AN ENGLISHMAN À LA CAMPAGNE

Life in Deepest France

by Michael Sadler

Pub Date: Oct. 1st, 2005
ISBN: 0-7432-5968-8
Publisher: Simon & Schuster UK/Trafalgar

An outsider attempts to win over his new neighbors with his gardening skills in this pratfall-filled tale of expatriatism.

Sadler (An Englishman in Paris, 2003) is English. Those around him are country French, and they are not impressed. He has just moved into a farm in the Loire valley owned by friends. While the cottage is passable, the garden is an Amazonia of six-foot-high lettuces. But Sadler has eyes on winning the village garden contest to prove his worthiness among the august peasantry. And his heart is purely taken with the French countryside: “a less stressful, more ancestral, old-style, slow-cooking, gently unfolding France that I have always found attractive: la France profonde.” He is being sincere, but this is as serious as this author gets. Sadler is far happier savoring the food and wine, or serving as a foil to the natives—he knows when taking a poke in the eye is worth it to get two slaps on the back. Here is how he interprets a formal conversation with a farmer neighbor: “Elle est bien basse.” (Translation: “Too bad for you, fatface.”) “Pour être basse elle est basse.” (Translation: “Please, Aimé, don’t be a shit.”) Sadler is a genial and peculiar sort who relishes his authorial role as an old goat.

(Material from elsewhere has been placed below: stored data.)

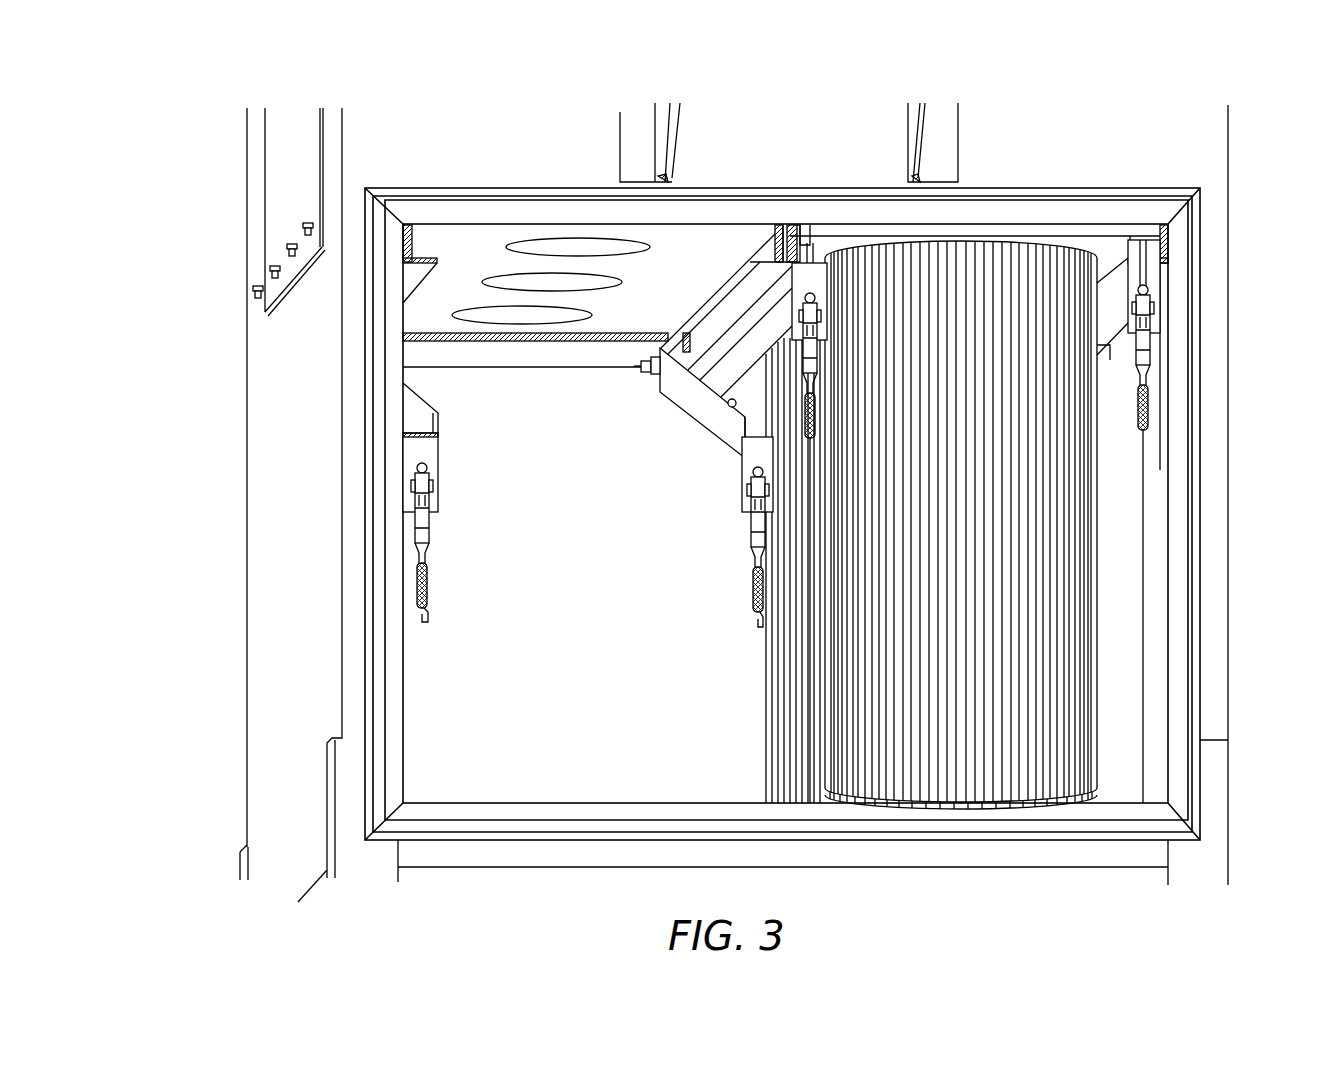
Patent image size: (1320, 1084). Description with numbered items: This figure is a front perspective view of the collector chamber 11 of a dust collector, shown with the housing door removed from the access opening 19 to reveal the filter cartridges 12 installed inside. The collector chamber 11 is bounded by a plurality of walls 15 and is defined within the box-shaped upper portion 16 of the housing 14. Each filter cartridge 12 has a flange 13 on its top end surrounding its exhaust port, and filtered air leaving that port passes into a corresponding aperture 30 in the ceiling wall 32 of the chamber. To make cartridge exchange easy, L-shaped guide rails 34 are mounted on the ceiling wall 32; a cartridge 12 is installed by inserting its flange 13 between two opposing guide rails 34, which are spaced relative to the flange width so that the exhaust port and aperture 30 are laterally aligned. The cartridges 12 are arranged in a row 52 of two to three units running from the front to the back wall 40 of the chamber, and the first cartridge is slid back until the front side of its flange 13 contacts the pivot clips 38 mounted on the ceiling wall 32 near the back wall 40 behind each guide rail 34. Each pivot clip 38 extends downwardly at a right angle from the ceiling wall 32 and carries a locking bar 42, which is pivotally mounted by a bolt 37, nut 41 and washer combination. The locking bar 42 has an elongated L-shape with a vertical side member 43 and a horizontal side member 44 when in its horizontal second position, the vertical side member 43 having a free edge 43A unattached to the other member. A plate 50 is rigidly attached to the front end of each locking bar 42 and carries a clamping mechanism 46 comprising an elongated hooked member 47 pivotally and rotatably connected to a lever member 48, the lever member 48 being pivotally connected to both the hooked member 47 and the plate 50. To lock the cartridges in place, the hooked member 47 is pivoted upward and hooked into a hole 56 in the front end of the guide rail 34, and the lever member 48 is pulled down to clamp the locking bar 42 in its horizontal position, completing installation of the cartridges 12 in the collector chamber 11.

The collector chamber 11 is at (427, 758).
The filter cartridge 12 is at (1075, 707).
The flange 13 is at (1075, 237).
The housing 14 is at (268, 352).
The walls 15 is at (1158, 567).
The upper portion 16 is at (285, 633).
The access opening 19 is at (600, 845).
The aperture 30 is at (490, 316).
The ceiling wall 32 is at (707, 260).
The L-shaped guide rail 34 is at (803, 233).
The bolt 37 is at (643, 367).
The pivot clip 38 is at (670, 337).
The back wall 40 is at (420, 680).
The nut 41 is at (656, 374).
The locking bar 42 is at (678, 397).
The vertical side member 43 is at (1122, 243).
The free edge of vertical side member 43A is at (732, 407).
The horizontal side member 44 is at (1115, 323).
The clamping mechanism 46 is at (412, 505).
The hooked member 47 is at (760, 623).
The lever member 48 is at (1153, 413).
The plate 50 is at (413, 458).
The row 52 is at (738, 760).
The hole 56 is at (775, 230).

Strange anecdotes pile up, highlighting his ability to come at a topic directly and from left field at the same time. He kicks an ostrich in the butt (no harm done) and wins a case of fine Chinon wine. He attends a ribald Communion lunch. He starts a perverse search for an ugly village in this region of blowsy charm. He decides to triumph in the garden contest by growing sexy vegetables like John Malkovich (don’t ask).

The English take on the French: formidably droll with a touch of the wacko.